Слушая эти слова, которые Собочинский произносил деловым тоном, Томашчик выглядел все более жалким.
Зыга подумал, что никогда еще он так сильно не напоминал зловредного учителя латыни, пойманного, скажем, на том, что делал непристойные предложения ученикам. Мачеевский, правда, желал бы видеть его на скамье подсудимых, но как опытный полицейский понимал, что это разумный компромисс.
Внезапно Томашчик внимательно поглядел на Зыгу, будто увидел его впервые.
— Ты подбросил! — крикнул он.
— Да как ты смеешь?! — Мачеевский затаил дыхание. И тотчас же покраснел, но никто не смог бы упрекнуть его, что не от возмущения.
— Вот именно! — рыкнул комендант. — Как вы, в вашей ситуации, еще смеете оскорблять офицера полиции с безупречным послужным списком?! Офицера, которому я сам, понимаешь, пан… — Он хлопнул кулаком по столу так, что с дрожащих губ брызнули на столешницу и бумаги капельки слюны. — …которому я доверяю, как самому себе. Вбей это себе в голову и пиши, холера, подобру-поздорову, курва-мать! — Он выплюнул ругательство, вскочил с места и таким жестом, словно хотел добавить: «Пошел вон!», — снова указал Томашчику на столик в углу с пишущей машинкой.
— Бумага и копирка в ящике, — подсказал Зыга.
— А теперь — убирайся! — рявкнул Собочинский. — Совсем.
Томашчик без единого слова вышел из кабинета. Мачеевский взял со стола свою копию объяснительной и встал.
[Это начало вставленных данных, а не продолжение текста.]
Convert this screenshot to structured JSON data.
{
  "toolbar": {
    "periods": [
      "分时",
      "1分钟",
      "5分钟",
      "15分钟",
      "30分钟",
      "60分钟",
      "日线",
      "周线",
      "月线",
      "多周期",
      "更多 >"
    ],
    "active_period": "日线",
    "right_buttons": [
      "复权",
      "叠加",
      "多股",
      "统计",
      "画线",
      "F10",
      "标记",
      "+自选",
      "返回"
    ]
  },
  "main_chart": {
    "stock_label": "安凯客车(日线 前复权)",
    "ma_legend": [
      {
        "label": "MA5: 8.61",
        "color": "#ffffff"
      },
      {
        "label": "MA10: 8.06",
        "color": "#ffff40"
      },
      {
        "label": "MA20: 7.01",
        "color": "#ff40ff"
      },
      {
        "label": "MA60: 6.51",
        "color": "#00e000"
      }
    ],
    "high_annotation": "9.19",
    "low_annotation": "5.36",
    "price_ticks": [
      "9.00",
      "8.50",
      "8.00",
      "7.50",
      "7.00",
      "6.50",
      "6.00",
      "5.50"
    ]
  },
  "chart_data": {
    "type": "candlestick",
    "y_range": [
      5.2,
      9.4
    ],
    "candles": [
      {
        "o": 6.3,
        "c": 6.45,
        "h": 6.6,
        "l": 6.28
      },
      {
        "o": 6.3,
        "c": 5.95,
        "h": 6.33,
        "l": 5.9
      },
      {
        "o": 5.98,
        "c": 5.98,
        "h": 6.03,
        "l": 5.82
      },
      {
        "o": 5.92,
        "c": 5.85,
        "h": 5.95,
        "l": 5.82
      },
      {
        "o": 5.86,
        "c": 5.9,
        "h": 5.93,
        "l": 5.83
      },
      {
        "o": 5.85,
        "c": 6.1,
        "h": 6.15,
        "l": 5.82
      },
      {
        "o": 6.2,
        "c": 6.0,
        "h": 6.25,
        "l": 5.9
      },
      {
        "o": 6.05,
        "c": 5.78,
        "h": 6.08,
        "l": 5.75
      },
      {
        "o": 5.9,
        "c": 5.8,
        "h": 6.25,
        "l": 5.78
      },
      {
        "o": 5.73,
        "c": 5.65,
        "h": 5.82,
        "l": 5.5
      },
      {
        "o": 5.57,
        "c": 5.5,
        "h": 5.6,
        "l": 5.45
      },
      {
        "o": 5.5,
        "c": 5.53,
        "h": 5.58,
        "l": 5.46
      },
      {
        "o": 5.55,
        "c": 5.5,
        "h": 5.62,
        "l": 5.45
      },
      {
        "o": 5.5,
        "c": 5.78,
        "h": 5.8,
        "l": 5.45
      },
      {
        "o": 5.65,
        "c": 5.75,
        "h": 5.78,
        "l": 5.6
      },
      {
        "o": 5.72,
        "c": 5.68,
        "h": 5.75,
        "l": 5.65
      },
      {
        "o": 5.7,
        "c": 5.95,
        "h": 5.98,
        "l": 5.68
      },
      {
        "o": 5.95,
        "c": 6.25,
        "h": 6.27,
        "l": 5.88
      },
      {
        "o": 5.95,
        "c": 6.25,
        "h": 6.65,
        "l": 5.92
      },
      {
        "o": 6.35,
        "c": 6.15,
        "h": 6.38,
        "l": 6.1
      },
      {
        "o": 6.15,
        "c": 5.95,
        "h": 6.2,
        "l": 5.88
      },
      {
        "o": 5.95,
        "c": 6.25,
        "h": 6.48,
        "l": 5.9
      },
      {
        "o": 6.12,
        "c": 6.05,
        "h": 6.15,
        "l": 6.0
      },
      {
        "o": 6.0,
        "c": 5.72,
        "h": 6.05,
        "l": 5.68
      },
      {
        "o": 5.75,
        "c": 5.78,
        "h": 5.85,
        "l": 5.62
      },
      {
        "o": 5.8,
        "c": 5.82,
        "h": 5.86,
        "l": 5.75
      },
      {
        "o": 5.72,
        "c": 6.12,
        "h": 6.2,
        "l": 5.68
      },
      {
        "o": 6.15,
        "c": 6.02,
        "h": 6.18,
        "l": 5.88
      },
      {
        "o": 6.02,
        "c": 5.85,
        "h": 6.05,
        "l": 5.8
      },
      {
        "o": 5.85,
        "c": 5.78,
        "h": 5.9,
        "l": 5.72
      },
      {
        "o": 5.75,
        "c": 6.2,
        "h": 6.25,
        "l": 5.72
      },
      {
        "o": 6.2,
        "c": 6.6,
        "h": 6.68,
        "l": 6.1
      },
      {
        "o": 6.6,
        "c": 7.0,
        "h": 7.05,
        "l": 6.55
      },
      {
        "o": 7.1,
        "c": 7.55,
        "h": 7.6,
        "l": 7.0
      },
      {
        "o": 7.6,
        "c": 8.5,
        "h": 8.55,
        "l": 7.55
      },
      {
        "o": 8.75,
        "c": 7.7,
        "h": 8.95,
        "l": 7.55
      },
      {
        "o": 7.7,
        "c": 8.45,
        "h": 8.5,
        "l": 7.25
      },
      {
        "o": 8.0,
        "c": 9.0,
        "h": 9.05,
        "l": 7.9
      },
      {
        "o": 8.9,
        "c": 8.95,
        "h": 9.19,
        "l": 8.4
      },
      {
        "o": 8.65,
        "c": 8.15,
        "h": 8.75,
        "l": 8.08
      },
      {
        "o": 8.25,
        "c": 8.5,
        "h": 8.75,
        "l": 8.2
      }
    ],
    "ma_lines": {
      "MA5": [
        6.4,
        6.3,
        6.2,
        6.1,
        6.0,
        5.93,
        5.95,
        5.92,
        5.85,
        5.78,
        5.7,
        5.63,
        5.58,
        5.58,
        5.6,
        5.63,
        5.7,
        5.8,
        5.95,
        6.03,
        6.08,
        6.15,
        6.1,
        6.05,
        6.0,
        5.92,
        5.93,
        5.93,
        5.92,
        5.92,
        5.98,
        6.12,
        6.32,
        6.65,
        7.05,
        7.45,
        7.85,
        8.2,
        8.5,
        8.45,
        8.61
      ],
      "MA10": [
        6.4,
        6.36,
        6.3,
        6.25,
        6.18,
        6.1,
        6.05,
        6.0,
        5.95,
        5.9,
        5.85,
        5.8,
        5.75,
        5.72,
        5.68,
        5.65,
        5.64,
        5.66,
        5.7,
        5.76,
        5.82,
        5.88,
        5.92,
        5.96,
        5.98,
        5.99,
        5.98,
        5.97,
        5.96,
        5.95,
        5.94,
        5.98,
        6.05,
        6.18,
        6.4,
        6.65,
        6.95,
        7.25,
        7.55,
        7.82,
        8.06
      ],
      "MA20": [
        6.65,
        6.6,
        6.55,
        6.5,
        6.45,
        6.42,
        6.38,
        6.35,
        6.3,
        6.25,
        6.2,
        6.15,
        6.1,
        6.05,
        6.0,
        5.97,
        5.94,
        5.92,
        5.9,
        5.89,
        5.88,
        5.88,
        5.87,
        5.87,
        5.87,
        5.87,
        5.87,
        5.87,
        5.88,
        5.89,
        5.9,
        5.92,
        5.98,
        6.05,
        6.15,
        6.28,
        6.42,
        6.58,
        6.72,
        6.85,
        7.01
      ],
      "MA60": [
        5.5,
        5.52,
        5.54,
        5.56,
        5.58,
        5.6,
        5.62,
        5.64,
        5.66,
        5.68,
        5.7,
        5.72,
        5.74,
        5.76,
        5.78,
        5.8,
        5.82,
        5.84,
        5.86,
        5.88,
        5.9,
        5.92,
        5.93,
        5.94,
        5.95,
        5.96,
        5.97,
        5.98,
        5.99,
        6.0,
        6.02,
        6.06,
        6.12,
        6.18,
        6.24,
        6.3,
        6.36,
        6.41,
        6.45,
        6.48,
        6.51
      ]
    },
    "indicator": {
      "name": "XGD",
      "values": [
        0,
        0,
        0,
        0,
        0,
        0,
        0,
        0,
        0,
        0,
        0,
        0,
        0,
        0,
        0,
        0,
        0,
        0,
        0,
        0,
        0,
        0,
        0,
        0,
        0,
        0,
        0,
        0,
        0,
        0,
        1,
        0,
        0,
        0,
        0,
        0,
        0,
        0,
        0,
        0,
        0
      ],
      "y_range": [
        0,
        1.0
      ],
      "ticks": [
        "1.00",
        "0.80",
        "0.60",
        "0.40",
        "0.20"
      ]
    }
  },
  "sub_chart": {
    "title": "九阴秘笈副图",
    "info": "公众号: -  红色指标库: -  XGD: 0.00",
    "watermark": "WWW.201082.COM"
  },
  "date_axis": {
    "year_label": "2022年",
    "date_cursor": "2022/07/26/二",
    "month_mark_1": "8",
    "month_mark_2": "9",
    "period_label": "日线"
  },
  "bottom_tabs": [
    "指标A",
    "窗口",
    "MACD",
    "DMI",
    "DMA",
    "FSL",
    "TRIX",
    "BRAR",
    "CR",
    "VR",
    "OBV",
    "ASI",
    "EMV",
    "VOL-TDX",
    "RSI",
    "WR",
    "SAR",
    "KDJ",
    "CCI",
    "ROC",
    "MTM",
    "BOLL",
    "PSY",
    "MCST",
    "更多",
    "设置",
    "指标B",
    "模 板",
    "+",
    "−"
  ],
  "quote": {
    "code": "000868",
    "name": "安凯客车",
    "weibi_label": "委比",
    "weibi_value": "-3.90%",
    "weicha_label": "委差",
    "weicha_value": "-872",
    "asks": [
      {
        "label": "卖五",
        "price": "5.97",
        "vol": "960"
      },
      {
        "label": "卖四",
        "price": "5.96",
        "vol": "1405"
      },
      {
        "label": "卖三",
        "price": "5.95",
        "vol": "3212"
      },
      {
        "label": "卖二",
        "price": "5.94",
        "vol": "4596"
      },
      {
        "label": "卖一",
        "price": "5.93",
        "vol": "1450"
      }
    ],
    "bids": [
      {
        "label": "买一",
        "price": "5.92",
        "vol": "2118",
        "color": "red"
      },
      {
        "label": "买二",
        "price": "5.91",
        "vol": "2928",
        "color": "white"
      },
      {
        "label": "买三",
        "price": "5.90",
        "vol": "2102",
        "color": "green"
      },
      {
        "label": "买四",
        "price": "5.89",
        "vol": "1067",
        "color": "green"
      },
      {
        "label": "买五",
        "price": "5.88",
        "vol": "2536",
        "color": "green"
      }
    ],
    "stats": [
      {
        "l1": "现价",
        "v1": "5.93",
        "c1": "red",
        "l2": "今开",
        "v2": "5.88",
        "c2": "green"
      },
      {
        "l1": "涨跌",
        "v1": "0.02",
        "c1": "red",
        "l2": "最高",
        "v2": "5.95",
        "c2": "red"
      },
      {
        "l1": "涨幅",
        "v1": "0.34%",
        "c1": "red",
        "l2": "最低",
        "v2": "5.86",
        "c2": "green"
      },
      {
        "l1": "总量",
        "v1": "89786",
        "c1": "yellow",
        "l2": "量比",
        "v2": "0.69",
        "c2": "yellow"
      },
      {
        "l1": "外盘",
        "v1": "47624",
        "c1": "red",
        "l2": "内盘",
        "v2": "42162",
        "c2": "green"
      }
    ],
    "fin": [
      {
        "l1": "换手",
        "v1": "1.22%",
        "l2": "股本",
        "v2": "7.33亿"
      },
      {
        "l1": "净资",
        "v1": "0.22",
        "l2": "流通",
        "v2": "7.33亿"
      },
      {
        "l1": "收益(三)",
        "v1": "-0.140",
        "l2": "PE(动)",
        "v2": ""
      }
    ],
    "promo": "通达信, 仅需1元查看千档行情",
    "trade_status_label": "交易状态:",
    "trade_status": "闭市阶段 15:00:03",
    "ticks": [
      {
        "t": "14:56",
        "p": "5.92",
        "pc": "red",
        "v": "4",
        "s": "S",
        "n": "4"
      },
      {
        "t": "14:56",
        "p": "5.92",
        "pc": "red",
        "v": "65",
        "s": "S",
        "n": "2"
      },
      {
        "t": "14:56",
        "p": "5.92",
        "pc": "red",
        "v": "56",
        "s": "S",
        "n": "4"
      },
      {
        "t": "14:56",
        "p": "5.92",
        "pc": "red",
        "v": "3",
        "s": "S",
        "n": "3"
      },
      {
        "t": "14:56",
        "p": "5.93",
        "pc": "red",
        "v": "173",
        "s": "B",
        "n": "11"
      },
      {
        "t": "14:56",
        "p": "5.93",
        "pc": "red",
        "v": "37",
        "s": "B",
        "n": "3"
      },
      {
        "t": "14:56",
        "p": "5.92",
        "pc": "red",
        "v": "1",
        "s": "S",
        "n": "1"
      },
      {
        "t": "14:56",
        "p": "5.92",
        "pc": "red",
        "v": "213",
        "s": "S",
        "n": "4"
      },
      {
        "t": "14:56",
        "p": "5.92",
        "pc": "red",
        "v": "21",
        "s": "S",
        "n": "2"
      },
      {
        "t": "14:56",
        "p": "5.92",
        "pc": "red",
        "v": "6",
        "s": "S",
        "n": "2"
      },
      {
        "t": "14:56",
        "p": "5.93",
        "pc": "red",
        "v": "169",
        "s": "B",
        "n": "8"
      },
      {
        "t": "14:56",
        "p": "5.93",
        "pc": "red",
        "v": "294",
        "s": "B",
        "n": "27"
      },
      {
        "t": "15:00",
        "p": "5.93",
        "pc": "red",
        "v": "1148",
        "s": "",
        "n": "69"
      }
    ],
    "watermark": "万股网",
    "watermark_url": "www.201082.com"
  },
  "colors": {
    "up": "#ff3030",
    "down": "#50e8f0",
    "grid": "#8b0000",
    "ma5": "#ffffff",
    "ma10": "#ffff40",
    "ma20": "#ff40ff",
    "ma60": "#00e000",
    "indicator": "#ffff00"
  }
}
— Это еще не конец ваших неприятностей, — задержал его комендант. — Садитесь.
Зыга удивленно посмотрел на Собочинского. Тот закусил губу и покачал головой.
— Наступает трудное время, — буркнул он.
— Вы имеете в виду экономический кризис?
— Я имею в виду трудное время для вас, младший комиссар Мачеевский. Я терпел вашу… скажем так, экстравагантность. В театре это прощается примадоннам, а у нас — хорошим следователям. Если начальник — настоящий полицейский, а не просто чиновник.
— Я очень это ценю, — пробормотал с возрастающим удивлением Зыга. — Если у вас нет более серьезных нареканий…
— Исключительно менее, — перебил его старший комиссар. — Однако причина ваших неприятностей не в этом. Короче говоря, мы прощаемся. Через две недели я должен явиться в Жешув. Вроде бы и не обидели, пан Мачеевский, я там тоже буду комендантом уезда. Там украинцы, большевистские агенты, а стало быть, зачем хорошему офицеру скучать в мирном Люблине, как по-вашему? Так мне сказали.
— А кто на ваше место? — обеспокоенно спросил Зыга. На миг у него в голове мелькнула абсурдная мысль, что, может, он. Хотя нет, это было бы невероятно.
— Старший комиссар Маковецкий, комендант из Бялы Подляски.
— Не знаю, пан комендант, — покачал головой следователь.
— Ну, еще успеете узнать. Инспекторы пишут, что образцовый офицер, но между нами: сукин сын.
— Мне очень жаль, пан старший комиссар.
— А скоро вам будет еще жальче. Ради Бога, прекратите опаздывать на службу и начните прилично одеваться. Бокс как-нибудь переживет.
— Так точно.
— А если будет плохо, пишите. Попытаюсь перевести вас в Жешув.